One of you may be living as a survivor for a long time. Are you prepared?

Here’s a question for couples whose retirement is imminent. You think you’ve got it all figured out. Now, what’s your widowhood plan?

There’s a good chance one of you will be alone for a decade. This has an impact on both your budget and the matter of who’s managing the finances.

I thought of this recently on running into a small-business owner I know who’s 66. How is your 401(k) invested? I asked.

I was warming up to deliver a lecture about switching to lower-cost funds. I didn’t get the chance, because this guy didn’t have a clue about his funds. He explained that all of his finances, including billing, taxes and investing, are handled by his wife.

A fine arrangement for now, but if she dies young he will be not just grieving but helpless.

Financial management is one matter, budgeting another. How much will the household’s spending go down when one of you dies? How much will the income go down?

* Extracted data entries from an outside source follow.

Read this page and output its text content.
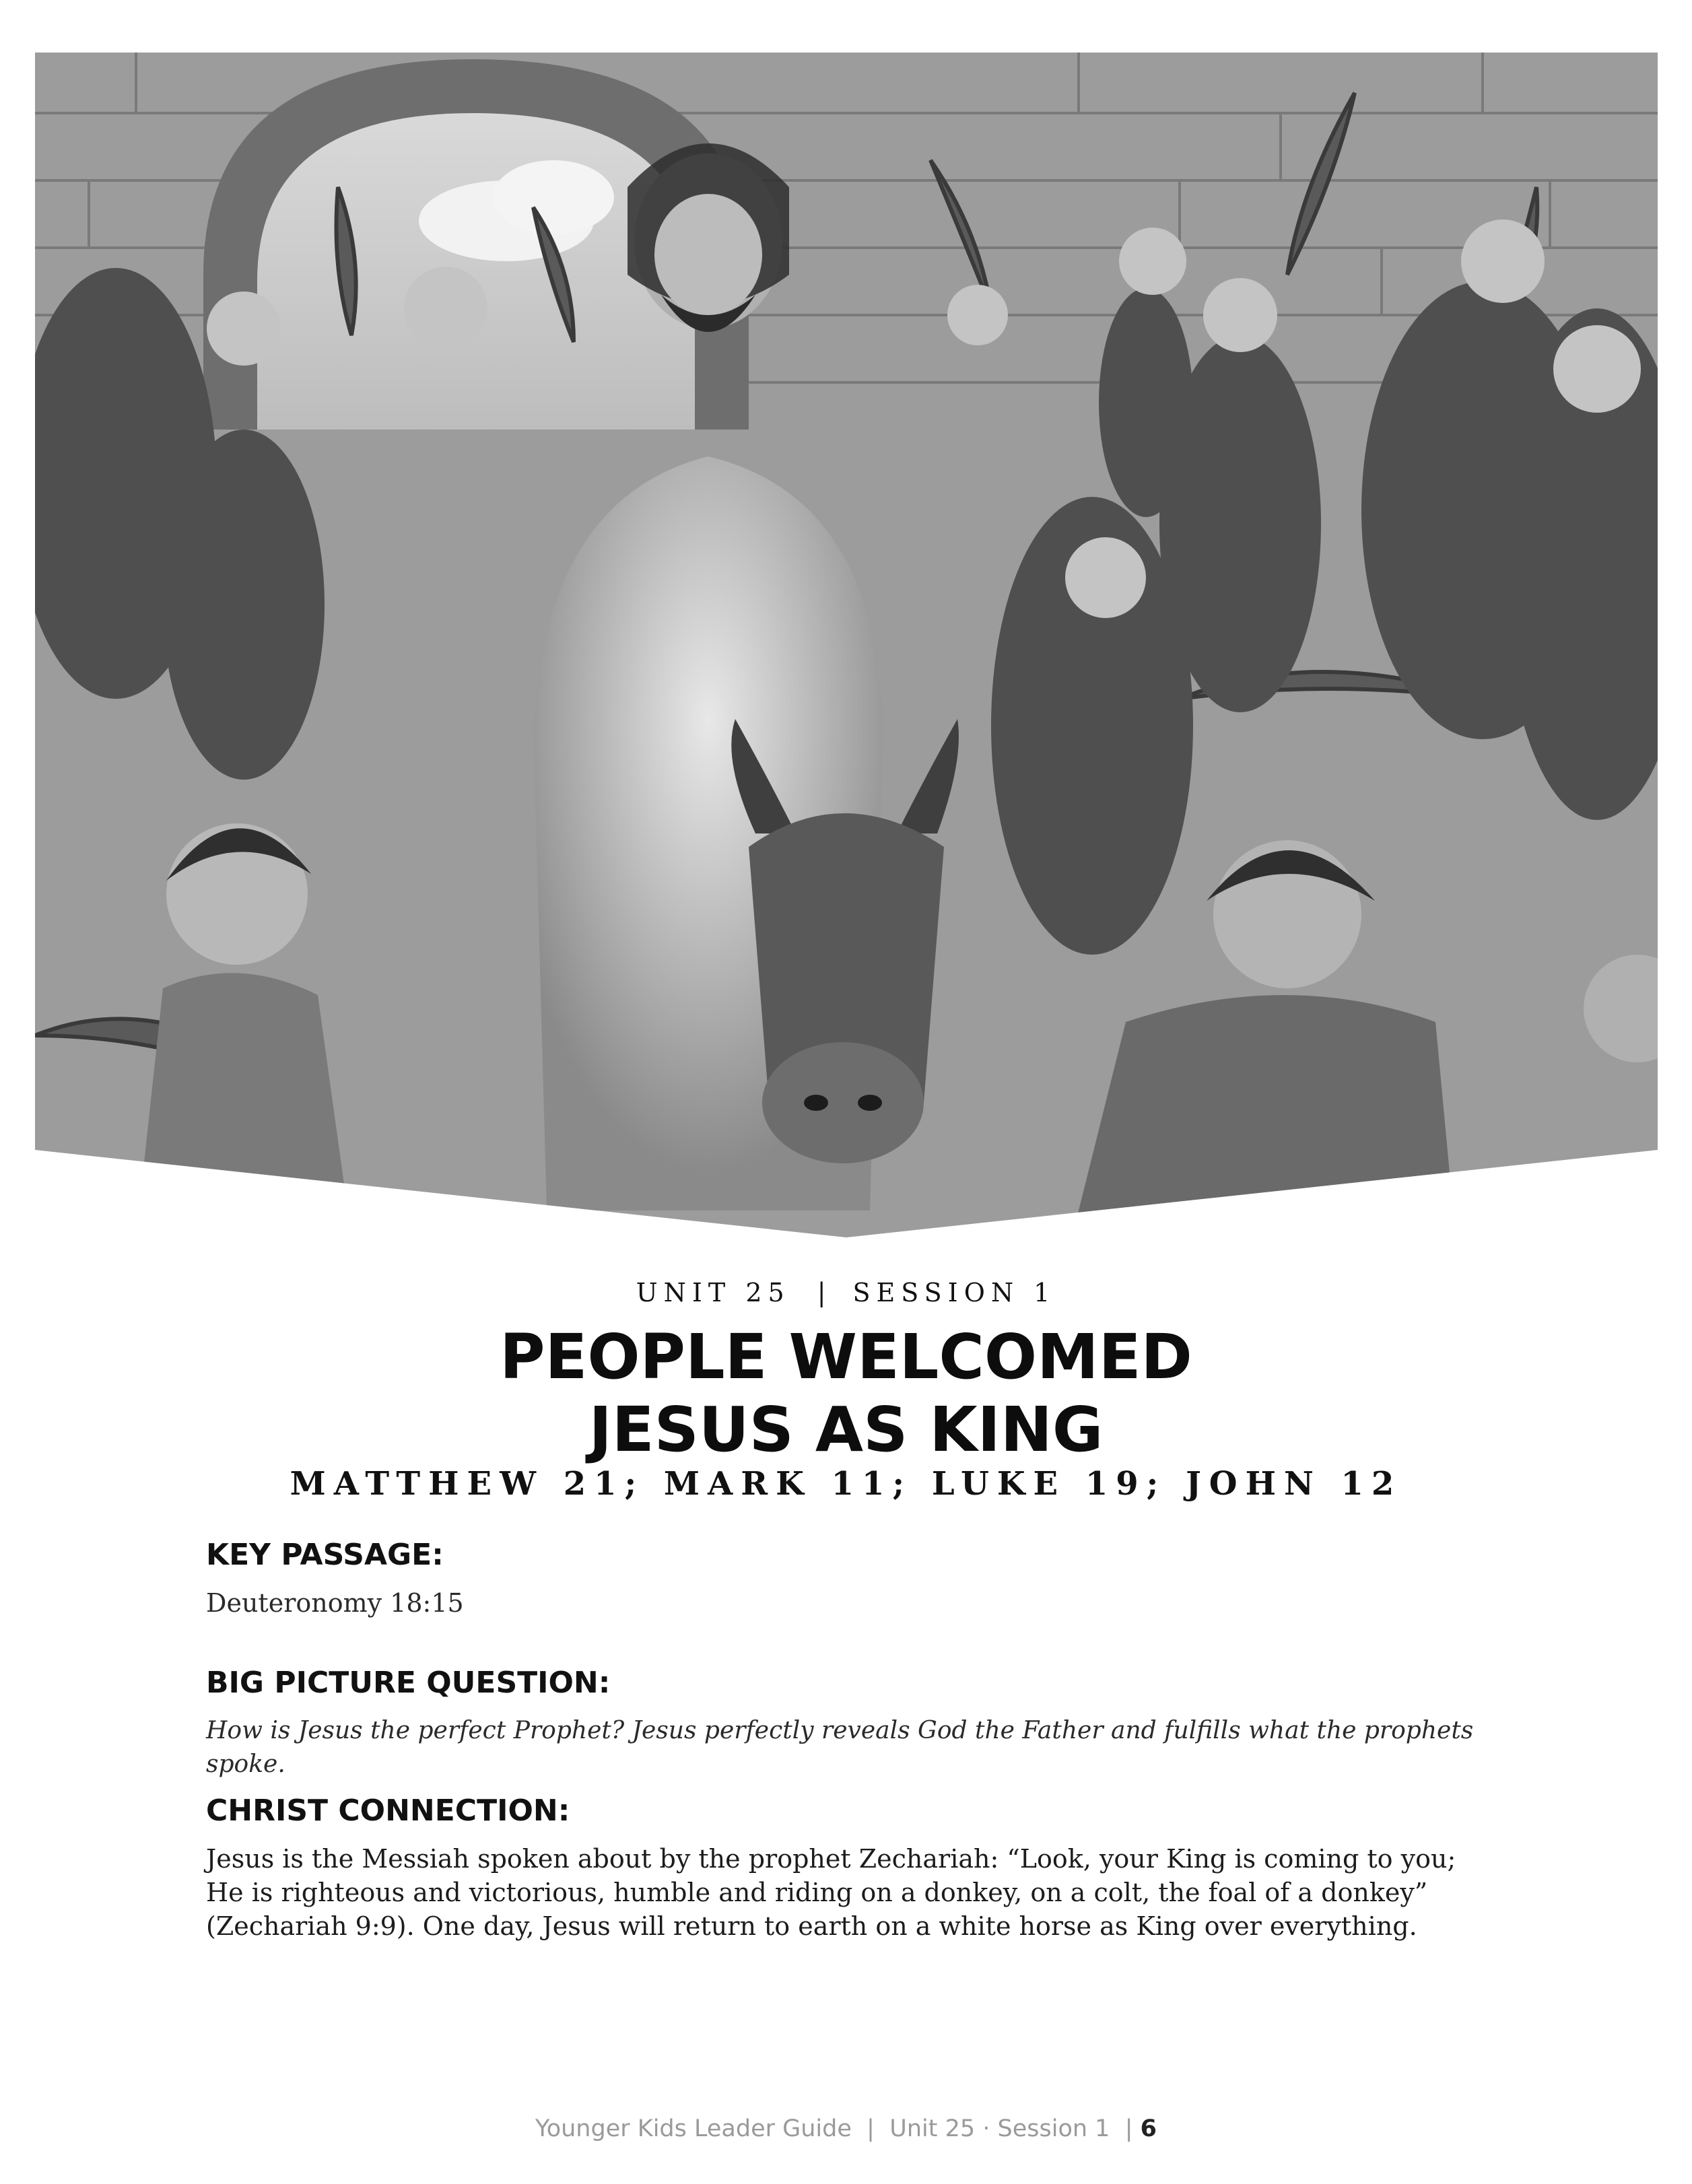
UNIT 25 | SESSION 1
PEOPLE WELCOMED
JESUS AS KING
MATTHEW 21; MARK 11; LUKE 19; JOHN 12
KEY PASSAGE:

Deuteronomy 18:15

BIG PICTURE QUESTION:

How is Jesus the perfect Prophet? Jesus perfectly reveals God the Father and fulfills what the prophets spoke.

CHRIST CONNECTION:

Jesus is the Messiah spoken about by the prophet Zechariah: “Look, your King is coming to you; He is righteous and victorious, humble and riding on a donkey, on a colt, the foal of a donkey” (Zechariah 9:9). One day, Jesus will return to earth on a white horse as King over everything.

Younger Kids Leader Guide | Unit 25 · Session 1 | 6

Start by contemplating some actuarial odds. When I look at my own family tree, I see women consistently outliving their husbands, typically by a dozen years or so. One of my great-grandmothers was a widow for 29 years.

Some widowhoods last much longer than that. The last widow to collect a Civil War veteran pension was a woman who outlived her husband by 65 years.

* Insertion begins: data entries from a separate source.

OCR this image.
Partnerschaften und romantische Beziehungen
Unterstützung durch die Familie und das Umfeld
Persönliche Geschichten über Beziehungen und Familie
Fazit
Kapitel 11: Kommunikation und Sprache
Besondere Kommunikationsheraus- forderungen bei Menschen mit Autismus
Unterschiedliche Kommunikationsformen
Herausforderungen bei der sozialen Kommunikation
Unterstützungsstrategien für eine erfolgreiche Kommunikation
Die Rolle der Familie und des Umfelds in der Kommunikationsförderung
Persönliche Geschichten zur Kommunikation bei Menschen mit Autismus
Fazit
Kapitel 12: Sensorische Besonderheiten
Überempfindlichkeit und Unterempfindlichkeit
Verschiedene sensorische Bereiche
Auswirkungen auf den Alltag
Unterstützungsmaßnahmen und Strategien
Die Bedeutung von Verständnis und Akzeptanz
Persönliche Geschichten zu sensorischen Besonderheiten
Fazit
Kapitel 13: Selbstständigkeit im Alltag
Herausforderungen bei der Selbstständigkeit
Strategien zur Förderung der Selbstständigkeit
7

Will your widow(er) be well provided for? That should be at the top of mind in the decision about when to collect Social Security. If you’re turning 62 this year, you can start now. But you’d boost your benefit 76% by waiting until age 70 to collect.

You might think that if your health is poor it makes sense to start early. But if you are married to a healthy, lower-earning spouse, early benefits are probably a mistake. When you depart, your spouse will collect whatever you were collecting. (Survivors get the higher of their own retirement benefit or the decedent’s, not the sum of the two.) She or he may be living with your choice for 29 years.

I’ve gathered the economics of early versus late claiming in a Social Security calculator. Open the file in Google Sheets, make a copy, then enter ages, genders and other data in the copy. You will probably find that early collecting chops $100,000 or more out of your family’s expected payoff.

A similar trade-off comes into play with a corporate pension. Do you take $4,000 a month for your life only or $3,200 with a joint and survivor annuity? The latter might be the better deal. I have a guide for that decision, too: see the pension calculator. Same Google Sheets procedure.

The pension calculator has a feature useful to retirees with or without a corporate pension: On line 24 it provides a number for expected widow(er)hood, in years. The number is based on a couple’s ages, health statuses and genders.

My arithmetic uses a simplifying assumption, that a couple’s death dates are independent. That’s not the case, since there is such a thing as dying of heartbreak (like George H.W. Bush not living long after Barbara passed away). But the shortcut doesn’t do too much damage to reality. You’ll probably see a double-digit number for years lived alone.

I’ll close with two pieces of advice for that small-business owner, or any other couple in which one person makes all the investing decisions.

The first rule is to own only things that have a price you see quoted every day. U.S. Treasury bonds are okay. Stocks, like shares in Apple or AT&T, are okay. Mutual funds and exchange-traded funds are okay.

Not okay: complicated things sold by stockbrokers. Those would include hedge funds and indexed annuities. Something with a 60-page prospectus and a name like Enhanced Yield Protected Insured Portfolio III is almost certainly a bad buy, although you’d need a roomful of mathematicians to find out why.

The second rule, aimed at the survivor who never before had to make financial decisions solo, is to pay for advice by the hour. Most financial planners would prefer to pocket a percentage of your assets. Don’t agree to that. Hourly advisors are scarce but not impossible to find.